The same data base that guides a marketing campaign can also guide the customer service or relationship officer in day-to-day decisions. Studies suggest that improved fee-waiver practices can increase some organizations' fee revenue by 25% to 50%.

Financial managers can also use customer intelligence information to guide delivery-channel investments, to provide standardized performance measurement metrics across the organization, or to demonstrate compliance with the Community Reinvestment Act and other regulatory requirements.

In risk management, the promise is that risk managers can use transaction patterns and profitability data to predict such important behaviors as late payments, defaults, and responses to collection attempts. This information can improve credit underwriting and permit more flexible pricing based on total relationships.

Certain patterns may be early warnings that a customer is at increased risk of a default, letting the company take corrective action before a loss occurs. Actions could range from restructuring a credit to referring the debtor to credit counseling.

Activities that reduce loan losses are particularly valuable because loan-loss reductions have an immediate, dollar-for-dollar effect on current-period profits.

The same type of analysis could be applied to collections.

It should be possible to use customer profitability and behavior data to separate those customers who will respond to collection efforts from those who will not. Or collections analysts may be able to determine what sorts of offers work best with certain customer segments.

Companies can then target their limited resources on collection efforts to customers who show higher probabilities of responding. Improved targeting increases recoveries and at the same time reduces overall costs.

A properly carried out customer intelligence solution supports customer relationship management on both the retail and corporate levels. But the most promising application may be the ability to match customer value to level of service.

Some banks, such as First Union in the United States and Westpac of Australia, already assign automatic priority in call center queues to their most valued customers.

Others, such as Capital One, use skill-based routing to direct customers to the appropriate sales and service representatives, a strategy that improves both cross-selling and customer retention.

Information on customer value can be used to offer value pricing packages selectively, to formulate best practices, to identify retention triggers, and to design more effective incentive plans and performance measures for relationship officers.

Finally, the information systems area would benefit from a customer intelligence solution by consolidating the proverbial information silos.

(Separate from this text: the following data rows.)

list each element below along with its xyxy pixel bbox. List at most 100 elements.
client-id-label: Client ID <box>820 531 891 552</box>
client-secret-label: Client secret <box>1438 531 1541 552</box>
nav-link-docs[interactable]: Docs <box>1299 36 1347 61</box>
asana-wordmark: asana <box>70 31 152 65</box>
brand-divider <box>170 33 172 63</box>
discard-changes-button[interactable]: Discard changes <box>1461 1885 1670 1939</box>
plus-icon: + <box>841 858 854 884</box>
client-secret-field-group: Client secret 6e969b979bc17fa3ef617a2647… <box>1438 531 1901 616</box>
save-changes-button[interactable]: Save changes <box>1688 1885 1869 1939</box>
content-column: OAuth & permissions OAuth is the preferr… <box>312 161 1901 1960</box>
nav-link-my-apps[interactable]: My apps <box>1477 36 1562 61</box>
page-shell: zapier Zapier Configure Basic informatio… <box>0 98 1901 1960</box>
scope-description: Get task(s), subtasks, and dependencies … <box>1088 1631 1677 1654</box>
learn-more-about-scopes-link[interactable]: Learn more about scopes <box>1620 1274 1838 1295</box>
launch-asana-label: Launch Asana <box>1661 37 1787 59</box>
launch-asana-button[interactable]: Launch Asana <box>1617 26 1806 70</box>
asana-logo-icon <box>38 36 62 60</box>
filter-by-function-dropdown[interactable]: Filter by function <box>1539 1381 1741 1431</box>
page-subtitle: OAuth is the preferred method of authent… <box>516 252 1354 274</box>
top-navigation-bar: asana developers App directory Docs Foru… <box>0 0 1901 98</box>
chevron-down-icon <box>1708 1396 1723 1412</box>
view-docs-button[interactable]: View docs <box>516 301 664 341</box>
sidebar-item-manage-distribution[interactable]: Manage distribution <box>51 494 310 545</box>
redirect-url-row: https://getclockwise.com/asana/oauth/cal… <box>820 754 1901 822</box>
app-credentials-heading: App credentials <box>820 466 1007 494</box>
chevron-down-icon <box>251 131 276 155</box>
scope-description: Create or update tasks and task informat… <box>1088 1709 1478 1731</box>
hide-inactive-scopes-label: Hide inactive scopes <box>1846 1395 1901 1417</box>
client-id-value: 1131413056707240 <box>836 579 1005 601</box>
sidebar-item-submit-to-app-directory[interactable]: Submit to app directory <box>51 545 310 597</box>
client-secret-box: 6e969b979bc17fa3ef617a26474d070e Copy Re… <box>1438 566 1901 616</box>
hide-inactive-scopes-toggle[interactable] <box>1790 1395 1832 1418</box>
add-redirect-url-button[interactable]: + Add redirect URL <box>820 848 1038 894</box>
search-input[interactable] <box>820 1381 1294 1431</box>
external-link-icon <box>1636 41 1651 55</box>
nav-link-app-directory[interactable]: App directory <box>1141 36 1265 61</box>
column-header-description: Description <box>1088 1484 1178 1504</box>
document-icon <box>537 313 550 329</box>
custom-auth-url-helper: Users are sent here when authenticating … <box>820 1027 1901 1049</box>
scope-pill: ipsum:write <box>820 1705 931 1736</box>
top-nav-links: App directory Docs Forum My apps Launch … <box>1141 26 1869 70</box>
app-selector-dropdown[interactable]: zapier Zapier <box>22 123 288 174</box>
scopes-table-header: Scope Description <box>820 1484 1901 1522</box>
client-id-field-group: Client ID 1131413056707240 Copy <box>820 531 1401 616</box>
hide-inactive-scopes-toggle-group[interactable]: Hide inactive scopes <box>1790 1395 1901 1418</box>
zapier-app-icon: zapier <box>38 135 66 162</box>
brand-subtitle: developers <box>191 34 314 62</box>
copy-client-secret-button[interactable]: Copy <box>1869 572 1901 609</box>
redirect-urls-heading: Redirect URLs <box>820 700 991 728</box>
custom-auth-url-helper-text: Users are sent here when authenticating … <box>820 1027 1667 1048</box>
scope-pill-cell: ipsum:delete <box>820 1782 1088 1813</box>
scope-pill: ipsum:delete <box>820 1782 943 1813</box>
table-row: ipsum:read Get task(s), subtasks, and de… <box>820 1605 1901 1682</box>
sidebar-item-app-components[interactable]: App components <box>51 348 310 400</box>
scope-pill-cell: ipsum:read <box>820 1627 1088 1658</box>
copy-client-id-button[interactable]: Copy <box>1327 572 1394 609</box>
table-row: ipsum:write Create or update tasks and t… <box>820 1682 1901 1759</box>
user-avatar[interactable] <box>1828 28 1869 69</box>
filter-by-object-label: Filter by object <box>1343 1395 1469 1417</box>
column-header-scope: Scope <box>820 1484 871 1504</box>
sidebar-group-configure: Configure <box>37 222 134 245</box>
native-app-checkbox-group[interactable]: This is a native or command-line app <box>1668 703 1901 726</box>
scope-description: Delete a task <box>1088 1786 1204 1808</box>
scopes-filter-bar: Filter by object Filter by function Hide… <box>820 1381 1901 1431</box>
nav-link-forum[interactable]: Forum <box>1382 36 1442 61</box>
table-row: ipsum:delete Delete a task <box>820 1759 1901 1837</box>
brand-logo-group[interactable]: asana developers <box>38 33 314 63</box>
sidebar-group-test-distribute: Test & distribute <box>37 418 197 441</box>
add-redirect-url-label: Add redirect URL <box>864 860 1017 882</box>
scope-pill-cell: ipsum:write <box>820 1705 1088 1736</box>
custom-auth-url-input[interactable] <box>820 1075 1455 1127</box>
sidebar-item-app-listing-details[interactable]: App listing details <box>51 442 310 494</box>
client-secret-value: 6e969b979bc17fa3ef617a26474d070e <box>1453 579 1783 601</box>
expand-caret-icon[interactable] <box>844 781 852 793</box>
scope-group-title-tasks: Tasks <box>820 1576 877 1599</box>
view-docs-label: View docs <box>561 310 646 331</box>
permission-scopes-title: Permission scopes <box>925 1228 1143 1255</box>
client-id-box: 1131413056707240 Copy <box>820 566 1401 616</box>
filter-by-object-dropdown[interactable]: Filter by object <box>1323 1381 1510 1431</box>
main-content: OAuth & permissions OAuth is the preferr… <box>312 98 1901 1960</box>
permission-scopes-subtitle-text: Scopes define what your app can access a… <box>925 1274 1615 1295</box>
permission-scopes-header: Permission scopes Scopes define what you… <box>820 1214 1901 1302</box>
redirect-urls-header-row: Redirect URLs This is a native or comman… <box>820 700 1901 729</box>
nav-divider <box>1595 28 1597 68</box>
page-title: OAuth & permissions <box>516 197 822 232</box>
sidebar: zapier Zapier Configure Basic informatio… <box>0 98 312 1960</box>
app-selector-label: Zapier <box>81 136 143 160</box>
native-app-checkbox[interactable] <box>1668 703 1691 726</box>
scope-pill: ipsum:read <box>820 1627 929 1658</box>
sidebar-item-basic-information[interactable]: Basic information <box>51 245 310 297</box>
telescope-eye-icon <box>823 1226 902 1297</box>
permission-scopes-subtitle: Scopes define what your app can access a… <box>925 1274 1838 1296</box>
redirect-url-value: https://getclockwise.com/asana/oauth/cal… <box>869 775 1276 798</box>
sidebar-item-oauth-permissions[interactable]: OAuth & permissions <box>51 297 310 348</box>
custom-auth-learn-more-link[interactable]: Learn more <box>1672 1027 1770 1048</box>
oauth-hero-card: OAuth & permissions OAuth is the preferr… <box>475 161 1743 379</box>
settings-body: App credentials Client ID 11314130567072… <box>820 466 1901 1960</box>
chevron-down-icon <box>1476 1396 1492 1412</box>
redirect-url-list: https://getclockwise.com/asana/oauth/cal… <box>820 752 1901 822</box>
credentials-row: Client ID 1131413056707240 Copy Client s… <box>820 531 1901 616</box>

Many balk at the concept of a consolidated data base because of the costs, inflexibility, and limited accessibility that characterized the centralized data bases of the mainframe era. Access to the data repository using simple Internet computing technology such as Web browsers makes the consolidated marketing data base a cost-effective and critical option in today's competitive environment.

Pundits continually remind us to "think globally and act locally." The marketing and customer intelligence solution may be a case in which this admonition can be put into practice.

Companies should plan for marketing solutions to meet immediate departmental needs and at the same time consider extending their systems to benefit other functions across the enterprise.

One caveat: Getting to customer intelligence requires unprecedented levels of cooperation throughout an organization. Bureaucratic and political turf issues must be put aside.